第11話 万年筆

文字数 1,499文字

 佐賀は、万年筆を床に投げ捨て、行彦のすぐ横の壁を、ドンと力任せに叩いた。恐怖のあまり、ぎゅっと目をつぶりながら身をすくめる。
「いい気になってんじゃねぇぞ」
 佐賀は捨て台詞を残して、足音を響かせながら教室を出て行った。膝が、がくがくと震え、腰が抜けたようになって、行彦は、壁に背を預けたまま、床まで、ずるずると滑り落ちた。
 
 
 物心がついた頃から、行彦は、母の響子と、家政婦の芙紗子とともに、森の洋館で暮らしていた。芙紗子は、母が子供の頃から家に仕えていた人で、母の両親が亡くなった後に、資産家だった両親が残した洋館に、一緒に引っ越して来たのだという。
 行彦の父は、早くに亡くなったと聞いた。海外出張の帰りに、乗っていた旅客機が墜落したのだそうだ。
 父はいなくても、優しく美しい母と、穏やかで働き者の芙紗子に囲まれ、行彦は幸せだった。そう、学校に上がるまでは。
 
 
 町の人たちは、よそ者で、町から少し離れたところに建つ大きな洋館に住み、母子家庭である行彦たちを敬遠した。田舎では、よくあることだと母は言い、行彦も気にしていなかったのだが、小学生になっても、友達は一人も出来なかった。
 それは、行彦の外見も関係しているらしかった。それまで、自分の容姿を意識したことはなかったのだが、色が白く、華奢な体形と、どこか中性的な顔立ちは、しばしば、からかいの対象になった。

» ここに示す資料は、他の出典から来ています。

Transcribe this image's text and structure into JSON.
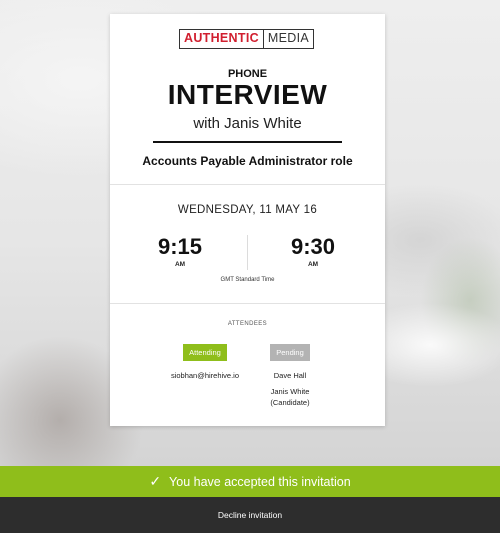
{
  "logo": {
    "part1": "AUTHENTIC",
    "part2": "MEDIA"
  },
  "interview": {
    "type": "PHONE",
    "title": "INTERVIEW",
    "with": "with Janis White",
    "role": "Accounts Payable Administrator role"
  },
  "schedule": {
    "date": "WEDNESDAY, 11 MAY 16",
    "start": {
      "time": "9:15",
      "ampm": "AM"
    },
    "end": {
      "time": "9:30",
      "ampm": "AM"
    },
    "timezone": "GMT Standard Time"
  },
  "attendees": {
    "heading": "ATTENDEES",
    "list": [
      {
        "status": "Attending",
        "name": "siobhan@hirehive.io"
      },
      {
        "status": "Pending",
        "name": "Dave Hall",
        "extra_line1": "Janis White",
        "extra_line2": "(Candidate)"
      }
    ]
  },
  "banner": {
    "accepted_text": "You have accepted this invitation",
    "decline_text": "Decline invitation"
  },
  "colors": {
    "accent_green": "#8fbe1b",
    "brand_red": "#d11f2f",
    "dark_bar": "#2d2d2d",
    "pending_gray": "#b3b3b3"
  }
}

 鏡に自分の姿を映して、まじまじと見てみても、自分では、それほど、ほかの子と違うようには思えないのだが、「気持ち悪い」とか「オカマ」などと言われ、思えば、それがいじめの始まりだった。
 
 学校では、いつも一人ぼっちで、人にからかわれるのは嫌だったが、心配をかけたくなくて、母には黙っていた。学校では孤独でも、家に帰れば、母と芙紗子がいて、一緒に過ごしたり、あれこれと世話を焼いてくれたりするので幸せだった。
 いじめとは言っても、口でいろいろ言われるだけで、実害があるわけではなかった。
 
 
 中学生になると、だんだん、自分だけが異質であるような自覚が芽生えて来た。自分の性別に違和感があるわけではないが、男らしさとは程遠い外見をしていると思う。
 体育の授業の前の着替えのときなどに、奇異なものを見るような視線を感じたり、あからさまに、性的な言葉でからかわれることもあった。
 その一方で、ときには男女問わず、告白めいた手紙を受け取ったりすることもあったが、一度も、それらに答えたことはなかった。行彦自身は、まだ誰かを好きになったことがなかったし、相変わらず、友達もいなかった。
 
 
 それは、高校に入学した年のことだった。
 家に帰って、宿題をするためにペンケースを開けたとき、万年筆がないことに気づいた。母が、入学祝にプレゼントしてくれた、大切な万年筆だ。
 どこでなくしたのか覚えていないが、帰る途中でペンケースを開けてはいないから、あるとすれば、教室の机の中だろうか。迷った末に、探しに戻ることにした。
「それなら、明日でいいじゃない」
 母は、そう言ったが、もしも、なくしてしまったらと思うと、心配で、居ても立ってもいられない。行彦は、部屋着から、再び制服に着替えて家を出た。
 
 
 学校に着く頃には、夕暮れ時になっていたが、グラウンドでは、まだ運動部の生徒たちが走り回っている。あまり体が丈夫でない行彦は、クラブに入っていない。
 玄関で上履きに履き替え、一階の長い廊下を教室に向かう。教室に着いて、そろそろと引き戸を開けると、誰もいないと思っていた教室に、ぽつりと座っている人影が見えて、行彦は、はっとした。
 誰かが座っているのは、行彦の席だ。